Queensland: Everything You Ever Wanted to Know, but Were Afraid to Ask by Mark Bahnisch


Otherwise the greatness of PG's book can be seen in its sheer scope and also the way that it offers and makes definitive judgments about a whole host of Australian and international issues.  And the brightness of its opening stretches throughout the whole tome, with Bob Hawke and other notables coming out relatively shiny - no bitterness (except against K Rudd who after all probably deprived us of another Gough as PM).  And it really makes me want to go and visit Sydney and then the Outback again.



---In powderworks@yahoogroups.com.au, <go1845@...> wrote :

I'm on the final stretch reading Big Blue Sky and, although I'm enjoying it, I find that there are aspects of it that are diminishing my enjoyment - one of which Nathan pointed out below.

(There may be some minor spoilers in this so don't read further if you would like to avoid that sort of thing)

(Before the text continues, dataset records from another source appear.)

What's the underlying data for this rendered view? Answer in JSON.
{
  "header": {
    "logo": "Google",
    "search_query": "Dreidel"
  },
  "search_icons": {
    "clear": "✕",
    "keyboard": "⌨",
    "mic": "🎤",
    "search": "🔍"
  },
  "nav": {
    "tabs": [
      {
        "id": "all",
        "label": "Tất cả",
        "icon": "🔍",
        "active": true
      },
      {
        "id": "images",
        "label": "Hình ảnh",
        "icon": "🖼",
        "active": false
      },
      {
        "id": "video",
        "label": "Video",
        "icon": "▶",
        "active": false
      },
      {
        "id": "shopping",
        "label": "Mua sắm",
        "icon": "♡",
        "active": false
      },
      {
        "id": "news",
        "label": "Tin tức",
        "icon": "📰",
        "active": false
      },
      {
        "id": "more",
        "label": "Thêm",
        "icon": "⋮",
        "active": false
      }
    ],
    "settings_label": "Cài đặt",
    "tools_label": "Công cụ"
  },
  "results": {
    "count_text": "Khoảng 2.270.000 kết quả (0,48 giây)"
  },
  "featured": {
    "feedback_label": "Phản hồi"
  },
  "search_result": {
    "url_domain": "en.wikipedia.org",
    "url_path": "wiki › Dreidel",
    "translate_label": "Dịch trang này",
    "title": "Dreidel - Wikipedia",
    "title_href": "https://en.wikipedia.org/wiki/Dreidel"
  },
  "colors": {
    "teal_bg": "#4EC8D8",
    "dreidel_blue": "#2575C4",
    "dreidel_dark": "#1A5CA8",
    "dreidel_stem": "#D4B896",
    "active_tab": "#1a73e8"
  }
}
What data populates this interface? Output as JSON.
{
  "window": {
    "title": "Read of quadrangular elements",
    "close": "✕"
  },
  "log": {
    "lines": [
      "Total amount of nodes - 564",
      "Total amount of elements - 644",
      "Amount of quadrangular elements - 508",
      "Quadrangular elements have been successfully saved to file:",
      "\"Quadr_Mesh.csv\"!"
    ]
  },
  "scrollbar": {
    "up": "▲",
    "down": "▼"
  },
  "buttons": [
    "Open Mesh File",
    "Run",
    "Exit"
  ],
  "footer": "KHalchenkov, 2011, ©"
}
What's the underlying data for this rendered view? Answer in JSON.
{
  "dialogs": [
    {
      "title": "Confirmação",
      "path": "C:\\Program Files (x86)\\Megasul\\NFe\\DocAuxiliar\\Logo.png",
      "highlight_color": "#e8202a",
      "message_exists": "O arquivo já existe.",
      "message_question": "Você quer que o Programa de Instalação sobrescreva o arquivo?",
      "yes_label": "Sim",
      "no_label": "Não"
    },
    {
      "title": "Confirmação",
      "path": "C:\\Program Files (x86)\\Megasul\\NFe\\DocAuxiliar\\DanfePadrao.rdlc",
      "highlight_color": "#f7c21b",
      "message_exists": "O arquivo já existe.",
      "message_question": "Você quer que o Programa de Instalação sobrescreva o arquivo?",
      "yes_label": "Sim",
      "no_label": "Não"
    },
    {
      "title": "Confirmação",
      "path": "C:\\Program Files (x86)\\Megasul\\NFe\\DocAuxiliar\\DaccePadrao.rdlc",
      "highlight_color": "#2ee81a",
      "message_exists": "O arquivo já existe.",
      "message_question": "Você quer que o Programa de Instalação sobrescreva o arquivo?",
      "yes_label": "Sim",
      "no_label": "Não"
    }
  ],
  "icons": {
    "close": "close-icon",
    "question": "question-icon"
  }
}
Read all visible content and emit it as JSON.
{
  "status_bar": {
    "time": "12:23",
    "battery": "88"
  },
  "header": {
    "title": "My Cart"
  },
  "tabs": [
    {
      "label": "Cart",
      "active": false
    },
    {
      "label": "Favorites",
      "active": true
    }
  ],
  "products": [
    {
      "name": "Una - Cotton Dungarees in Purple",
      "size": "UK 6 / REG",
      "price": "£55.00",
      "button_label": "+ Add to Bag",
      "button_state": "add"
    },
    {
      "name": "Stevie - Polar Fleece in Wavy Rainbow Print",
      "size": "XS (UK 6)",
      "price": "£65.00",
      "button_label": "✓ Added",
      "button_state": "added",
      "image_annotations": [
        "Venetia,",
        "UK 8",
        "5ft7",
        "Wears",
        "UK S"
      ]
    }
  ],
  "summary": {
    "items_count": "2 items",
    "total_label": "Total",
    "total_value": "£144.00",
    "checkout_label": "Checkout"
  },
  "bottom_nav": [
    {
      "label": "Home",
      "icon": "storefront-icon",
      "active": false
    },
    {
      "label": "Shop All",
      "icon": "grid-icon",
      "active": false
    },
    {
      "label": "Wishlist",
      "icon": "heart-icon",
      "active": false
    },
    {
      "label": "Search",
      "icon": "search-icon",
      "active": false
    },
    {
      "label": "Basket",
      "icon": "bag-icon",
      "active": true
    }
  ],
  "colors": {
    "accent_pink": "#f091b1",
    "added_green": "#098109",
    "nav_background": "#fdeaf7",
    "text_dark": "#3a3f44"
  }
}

Nathan heard PG say that the book was aimed at all readers and that should give you an idea of how PG has approached his tale. In the earlier stages of the book when the primary activities for PG are his studies and his music then the Oils activities get some fairly decent coverage. As he expands his political and environmental activism, the Oils become just one of a great many items that PG is documenting - hence the complete absence of some albums.
The book really is, in my opinion, primarily a political memoir and an autobiography second. I suppose this is not really surprising but the result is that details of Oils recording sessions, tours and personal interactions are covered at a high level or are only briefly touched on. Conversely, many of PG's environmental and political campaigns are well detailed and comprehensive (and I've only just gotten to the part about his Labor political life).
Understanding the book to be an account of PG the politician, my impression is that he is coming across as too reserved and, dare I say it, too diplomatic at times (except for when he talks about Kevin Rudd - his antipathy for the man comes across loud and clear and he doesn't miss any opportunity to recount KRudd's shortcomings). In some ways it's almost as if PG is still a political animal and wary of providing ammunition for potential attackers although, as far as I know, he's retired from politics and could therefore afford to loosen the reins a little (maybe he's got a political comeback planned!)
To be clear - I'm not reading this book in anticipation of a lot of salacious gossip or mud-slinging in the tradition of trashy Murdoch tabloids or women's magazines. I really dislike that kind of cheap, underhanded 'journalism'. But I was sort of expecting a more open account of what life was like in what some musicians describe as another kind of 'marriage' - being in a band. PG mentions a number of times that he considers the Oils to be brothers to him and not just colleagues or band-mates, but he doesn't really explore this relationship to any extent and is cautious and tentative in describing inter-band issues. For example, Giffo's departure is covered in a very short paragraph that hints at political differences and personal problems. I don't need an account of the latter but the former would seem to be worthy of a more detailed discussion given the Oils' and PG's political stance.

Just my two cents


From: "Nathan Arrowsmith nathan@... [powderworks]" <powderworks@yahoogroups.com.au>
To: powderworks@yahoogroups.com.au
Cc: Simon Kierse <skierse@...>
Sent: Thursday, 5 November 2015, 7:37
Subject: Re: [powderworks] PG at Powerhouse Theatre audio

Pete said he wanted the book to be interesting to all readers, not just the Oils fans, so he didn't include the EPs and some of the albums.